Know where the documentation can be found. Several projects, like Angular or Xamarin, have extensive documentation of both APIs and guides for their use. Bookmark or add them to your home page. Each day look up and read one new API.
Most projects, especially container or JavaScript projects, have a number of configuration files. Learn the implications of just 1 setting. Once you understand how the project is configured, take a look at the settings you aren’t using. Understand them and maybe you can find better ways to meet your project’s needs.
PD Journal
One of the things that ups the effectiveness of the daily tips is to record what you have learned. This can be as simple as pen and paper. There is always pen and paper around the office.
Of course, there are some drawbacks to analog tools for this job. They lack search capability, and you can’t click a hyperlink to the information you found. Digital note-taking is a large and varied topic, but it can be as simple as a text file named PD.txt where you record your notes. Another low-friction recording method is to slack yourself in your personal channel. No one else has to see it for it to be useful to you. And slack has search built in.

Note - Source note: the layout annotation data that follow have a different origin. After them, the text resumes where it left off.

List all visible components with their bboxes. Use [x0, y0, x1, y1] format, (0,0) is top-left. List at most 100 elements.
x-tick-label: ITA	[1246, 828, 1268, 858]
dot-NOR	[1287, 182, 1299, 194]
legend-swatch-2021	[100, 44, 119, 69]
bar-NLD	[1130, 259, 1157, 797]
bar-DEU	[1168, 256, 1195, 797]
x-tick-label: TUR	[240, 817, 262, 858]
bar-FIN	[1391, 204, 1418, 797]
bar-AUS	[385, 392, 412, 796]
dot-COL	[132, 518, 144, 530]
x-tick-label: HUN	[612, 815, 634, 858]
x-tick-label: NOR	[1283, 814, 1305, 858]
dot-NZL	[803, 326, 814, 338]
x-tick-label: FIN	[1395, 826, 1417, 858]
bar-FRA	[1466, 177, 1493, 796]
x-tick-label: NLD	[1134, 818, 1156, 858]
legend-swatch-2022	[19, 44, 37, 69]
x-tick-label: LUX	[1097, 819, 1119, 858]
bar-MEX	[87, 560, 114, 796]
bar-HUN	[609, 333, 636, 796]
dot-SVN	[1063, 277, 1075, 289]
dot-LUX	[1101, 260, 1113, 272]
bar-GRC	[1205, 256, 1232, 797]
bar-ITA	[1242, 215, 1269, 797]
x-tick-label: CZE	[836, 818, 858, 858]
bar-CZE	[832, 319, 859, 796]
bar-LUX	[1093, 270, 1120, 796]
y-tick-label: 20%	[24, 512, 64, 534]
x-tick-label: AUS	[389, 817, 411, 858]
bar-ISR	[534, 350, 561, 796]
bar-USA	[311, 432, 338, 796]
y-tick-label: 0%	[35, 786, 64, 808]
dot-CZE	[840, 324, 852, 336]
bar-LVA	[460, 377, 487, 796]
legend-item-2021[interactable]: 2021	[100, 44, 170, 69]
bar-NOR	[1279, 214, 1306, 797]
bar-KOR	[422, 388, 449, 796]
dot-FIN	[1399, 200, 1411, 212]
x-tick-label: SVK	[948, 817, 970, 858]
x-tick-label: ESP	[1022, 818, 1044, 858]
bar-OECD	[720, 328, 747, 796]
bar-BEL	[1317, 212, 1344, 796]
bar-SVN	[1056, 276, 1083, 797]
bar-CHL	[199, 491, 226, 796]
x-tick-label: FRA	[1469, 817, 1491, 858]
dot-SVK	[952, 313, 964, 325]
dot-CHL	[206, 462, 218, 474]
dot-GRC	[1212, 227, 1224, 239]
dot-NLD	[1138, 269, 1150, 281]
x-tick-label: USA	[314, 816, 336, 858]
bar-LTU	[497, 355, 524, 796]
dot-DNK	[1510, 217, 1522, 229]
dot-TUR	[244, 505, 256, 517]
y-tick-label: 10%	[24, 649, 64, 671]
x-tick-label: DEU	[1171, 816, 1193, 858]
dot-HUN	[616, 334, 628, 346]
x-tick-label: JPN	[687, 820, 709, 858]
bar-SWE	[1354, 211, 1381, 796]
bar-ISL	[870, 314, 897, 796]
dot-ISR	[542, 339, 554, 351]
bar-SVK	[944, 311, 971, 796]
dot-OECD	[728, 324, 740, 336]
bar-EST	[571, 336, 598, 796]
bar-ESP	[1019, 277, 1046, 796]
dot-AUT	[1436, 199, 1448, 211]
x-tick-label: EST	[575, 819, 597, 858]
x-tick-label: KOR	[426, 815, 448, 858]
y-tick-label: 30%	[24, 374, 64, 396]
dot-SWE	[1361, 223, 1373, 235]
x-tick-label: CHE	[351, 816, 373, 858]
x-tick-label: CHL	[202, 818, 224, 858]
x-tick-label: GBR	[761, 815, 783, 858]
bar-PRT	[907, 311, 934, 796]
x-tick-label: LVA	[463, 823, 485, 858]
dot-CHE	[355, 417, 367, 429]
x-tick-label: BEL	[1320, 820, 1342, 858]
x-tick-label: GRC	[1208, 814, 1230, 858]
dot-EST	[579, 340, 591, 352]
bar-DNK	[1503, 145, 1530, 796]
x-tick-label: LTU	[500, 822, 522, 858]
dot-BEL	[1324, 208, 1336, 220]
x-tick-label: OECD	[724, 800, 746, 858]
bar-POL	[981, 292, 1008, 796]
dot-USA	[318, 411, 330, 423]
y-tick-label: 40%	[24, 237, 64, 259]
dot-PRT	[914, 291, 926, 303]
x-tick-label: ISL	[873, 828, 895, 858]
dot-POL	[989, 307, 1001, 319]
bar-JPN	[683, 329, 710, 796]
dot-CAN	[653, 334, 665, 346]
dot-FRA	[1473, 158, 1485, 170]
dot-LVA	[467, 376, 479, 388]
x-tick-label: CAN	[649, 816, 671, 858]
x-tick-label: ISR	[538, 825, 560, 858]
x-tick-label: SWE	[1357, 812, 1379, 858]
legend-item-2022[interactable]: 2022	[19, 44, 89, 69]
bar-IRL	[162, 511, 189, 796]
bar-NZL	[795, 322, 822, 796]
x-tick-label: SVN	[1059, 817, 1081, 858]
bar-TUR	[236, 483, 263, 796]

Every now and again, on a monthly or weekly basis, you should review and summarize what you’ve been learning as one of your habits for professional development. This will help you contextualize what you’ve been learning. These summaries are also useful when talking to others about your PD activities.
Curate your news feed
Another source of information is knowing what is possible and current. This is not so much an active act of learning, but an ambient listening to community and news.
Does a project you use have a blog like the Phoenix Framework? You could bookmark it or subscribe with RSS and check for release notes. Does the language have a ‘Planet’ blog like Planet Clojure or a news letter like Elm Weekly? You could subscribe to that and see what the community is doing. Are you following community leaders on LinkedIn, Twitter, or Mastodon? Have you joined a Discord? Do you follow the YouTube channel for a conference like Ember Conf or project such as Babylon JS? Just skimming titles or news articles can give you insight in to what is new or important to the community. I’ve often found it useful to just know there is a thing shaped like the problem I’m currently facing.
Share
As part of a community, be it at work or the broader profession, it is important to share. We learn because of the efforts others put in to sharing their knowledge and we can pay it forward.
There are slack channels ready to hear a new command line or a configuration “gotcha.” A blog post can help to not only clarify your thoughts, but spread understanding. Stand-ups can be a place to mention a change or new approach in the project.
Mapping
It is useful to map out the topics surrounding your study field: both the things you know and the things you don’t know. A simple outline will help categorize topics and show relationships between them. Try a mind map to go even farther to clarify the relationships between topics that don’t fit hierarchically.
Small Professional Development Habits Compound
Finding a small way to broaden your technique or understanding will continue to make each day’s work better. If you start a project in an unfamiliar technology, you will have a way to slowly broaden your understanding and constructively grow. Most importantly, tracking it will allow you to look behind and see your path and to know how far you’ve come.